5.5 Example: Celtic Sea zooplankton

In situations where the samples are strongly grouped, as in Figs. 5.4 and 5.5, both clustering and ordination analyses will demonstrate this, usually in equally adequate fashion. The strength of ordination is in displaying a gradation of community composition over a set of samples. An example is provided by Fig. 5.7, of zooplankton data from the Celtic Sea {C}. Samples were collected from 14 depths, separately for day and night time studies at a single site. The changing community composition with depth can be traced on the resulting MDS plot (from Bray-Curtis similarities). There is a greater degree of variability in community structure of the near-surface samples, with a marked change in composition at about 20-25m; deeper than this the changes are steady but less pronounced and they step in parallel for day and night time samples. Another obvious feature is the strong difference in community composition between day and night near-surface samples, contrasted with their relatively higher similarity at greater depth.
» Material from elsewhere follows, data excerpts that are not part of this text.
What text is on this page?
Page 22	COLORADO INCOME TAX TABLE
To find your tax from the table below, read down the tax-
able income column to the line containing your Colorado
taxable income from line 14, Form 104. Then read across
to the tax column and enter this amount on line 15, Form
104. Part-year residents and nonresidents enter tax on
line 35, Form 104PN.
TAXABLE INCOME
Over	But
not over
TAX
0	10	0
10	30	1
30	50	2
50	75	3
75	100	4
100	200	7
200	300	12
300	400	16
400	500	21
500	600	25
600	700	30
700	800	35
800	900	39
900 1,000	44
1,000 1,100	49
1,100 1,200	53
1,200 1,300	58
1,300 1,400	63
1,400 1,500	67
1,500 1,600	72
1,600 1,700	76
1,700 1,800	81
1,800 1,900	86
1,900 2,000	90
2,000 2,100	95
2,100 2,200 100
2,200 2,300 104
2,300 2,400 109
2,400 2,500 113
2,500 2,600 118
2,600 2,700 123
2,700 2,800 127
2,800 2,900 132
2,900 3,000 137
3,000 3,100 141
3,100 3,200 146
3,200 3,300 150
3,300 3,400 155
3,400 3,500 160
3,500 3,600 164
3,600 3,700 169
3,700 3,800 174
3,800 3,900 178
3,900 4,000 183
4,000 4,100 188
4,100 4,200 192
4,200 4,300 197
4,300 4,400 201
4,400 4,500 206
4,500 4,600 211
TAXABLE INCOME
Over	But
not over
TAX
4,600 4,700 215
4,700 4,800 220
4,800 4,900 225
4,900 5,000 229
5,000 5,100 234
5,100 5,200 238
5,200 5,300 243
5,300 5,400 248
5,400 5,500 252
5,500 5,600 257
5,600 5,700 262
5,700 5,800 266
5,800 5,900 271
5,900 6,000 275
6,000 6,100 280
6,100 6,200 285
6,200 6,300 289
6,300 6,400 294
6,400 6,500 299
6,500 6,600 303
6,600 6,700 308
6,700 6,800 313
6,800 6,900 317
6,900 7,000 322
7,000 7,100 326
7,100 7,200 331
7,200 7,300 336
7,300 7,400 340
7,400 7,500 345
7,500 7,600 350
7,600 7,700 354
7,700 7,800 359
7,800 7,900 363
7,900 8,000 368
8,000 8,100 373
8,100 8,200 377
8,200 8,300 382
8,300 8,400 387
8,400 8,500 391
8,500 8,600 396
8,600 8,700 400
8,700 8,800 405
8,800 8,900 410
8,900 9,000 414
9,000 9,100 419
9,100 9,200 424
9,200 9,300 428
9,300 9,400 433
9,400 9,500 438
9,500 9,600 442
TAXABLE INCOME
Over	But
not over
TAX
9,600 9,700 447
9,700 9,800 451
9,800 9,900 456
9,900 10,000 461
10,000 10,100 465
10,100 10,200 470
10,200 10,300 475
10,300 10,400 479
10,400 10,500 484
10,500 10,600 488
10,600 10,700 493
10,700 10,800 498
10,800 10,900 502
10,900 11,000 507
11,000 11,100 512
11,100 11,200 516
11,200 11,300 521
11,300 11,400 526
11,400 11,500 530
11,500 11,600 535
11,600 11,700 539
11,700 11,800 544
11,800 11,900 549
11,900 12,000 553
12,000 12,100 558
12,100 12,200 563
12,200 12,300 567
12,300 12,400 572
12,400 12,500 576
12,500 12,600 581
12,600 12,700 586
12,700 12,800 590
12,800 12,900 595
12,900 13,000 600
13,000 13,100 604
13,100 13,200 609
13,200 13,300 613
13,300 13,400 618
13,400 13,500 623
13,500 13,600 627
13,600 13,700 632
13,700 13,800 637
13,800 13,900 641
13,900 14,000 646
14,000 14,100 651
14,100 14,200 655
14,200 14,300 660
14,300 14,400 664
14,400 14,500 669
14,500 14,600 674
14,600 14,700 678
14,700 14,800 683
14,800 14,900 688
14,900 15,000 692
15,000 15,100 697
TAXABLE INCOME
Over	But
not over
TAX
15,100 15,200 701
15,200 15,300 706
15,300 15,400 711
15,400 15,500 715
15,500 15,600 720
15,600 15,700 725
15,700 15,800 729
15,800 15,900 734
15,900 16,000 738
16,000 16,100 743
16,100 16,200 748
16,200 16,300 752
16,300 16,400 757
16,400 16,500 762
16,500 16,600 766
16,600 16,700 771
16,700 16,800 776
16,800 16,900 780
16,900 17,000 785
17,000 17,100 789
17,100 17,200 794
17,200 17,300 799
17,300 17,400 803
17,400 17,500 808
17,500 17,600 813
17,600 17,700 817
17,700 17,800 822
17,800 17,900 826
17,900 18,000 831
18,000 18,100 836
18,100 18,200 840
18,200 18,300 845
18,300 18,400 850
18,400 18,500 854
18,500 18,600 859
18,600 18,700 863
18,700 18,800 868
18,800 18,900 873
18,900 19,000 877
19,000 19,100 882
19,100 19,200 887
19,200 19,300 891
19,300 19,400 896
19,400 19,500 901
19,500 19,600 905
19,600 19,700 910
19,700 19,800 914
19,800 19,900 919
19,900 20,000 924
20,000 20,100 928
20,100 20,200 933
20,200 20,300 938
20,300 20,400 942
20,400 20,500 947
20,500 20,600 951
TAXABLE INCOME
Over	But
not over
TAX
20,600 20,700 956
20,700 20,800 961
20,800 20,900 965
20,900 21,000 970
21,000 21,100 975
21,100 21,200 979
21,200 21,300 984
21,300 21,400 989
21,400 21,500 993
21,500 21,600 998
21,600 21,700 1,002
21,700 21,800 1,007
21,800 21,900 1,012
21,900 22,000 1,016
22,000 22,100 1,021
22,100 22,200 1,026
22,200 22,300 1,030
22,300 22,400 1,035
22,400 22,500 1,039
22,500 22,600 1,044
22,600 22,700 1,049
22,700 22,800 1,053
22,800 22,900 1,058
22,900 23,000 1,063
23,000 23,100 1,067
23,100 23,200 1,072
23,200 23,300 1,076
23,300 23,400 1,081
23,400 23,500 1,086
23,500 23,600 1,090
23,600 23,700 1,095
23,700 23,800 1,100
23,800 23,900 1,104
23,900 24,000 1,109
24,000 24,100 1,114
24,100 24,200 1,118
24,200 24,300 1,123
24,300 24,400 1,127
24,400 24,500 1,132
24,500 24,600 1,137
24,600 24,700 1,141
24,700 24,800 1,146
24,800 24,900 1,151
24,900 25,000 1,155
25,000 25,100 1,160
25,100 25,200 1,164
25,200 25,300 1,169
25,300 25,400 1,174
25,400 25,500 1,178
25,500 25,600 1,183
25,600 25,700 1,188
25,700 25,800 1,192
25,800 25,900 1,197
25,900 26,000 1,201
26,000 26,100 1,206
Cluster analysis of the same data would clearly not permit the accuracy and subtlety of interpretation that is possible from ordination of such a gradually changing community pattern.

Ch5fig5.7.jpg

Fig. 5.7. Celtic Sea zooplankton {C}. MDS plot for night (boxed) and day time samples (dashed lines) from 14 depths (5 to 70m, denoted A,B,...,N), taken at a single site during September 1978.
 

Common examples of the same point can be found for time series data, where the construction of a time trajectory by connecting points on an ordination (sometimes, as above, with multiple trajectories on the same plot, e.g. contrasting time sequences at reference and impacted conditions) can be a powerful tool in the interpretational armoury from multivariate analysis, and another example of this point follows


The precise relationships between the day and night samples for the larger depths (F-N) would now best be examined by an MDS of that data alone, the greater precision resulting from the MDS then not needing to cater, in the same 2-d picture, for the relationships to (and between) the A-E samples. This re-analysis of subsets should be a commonly-used strategy in the constant battle to display high-dimensional information in low dimensions.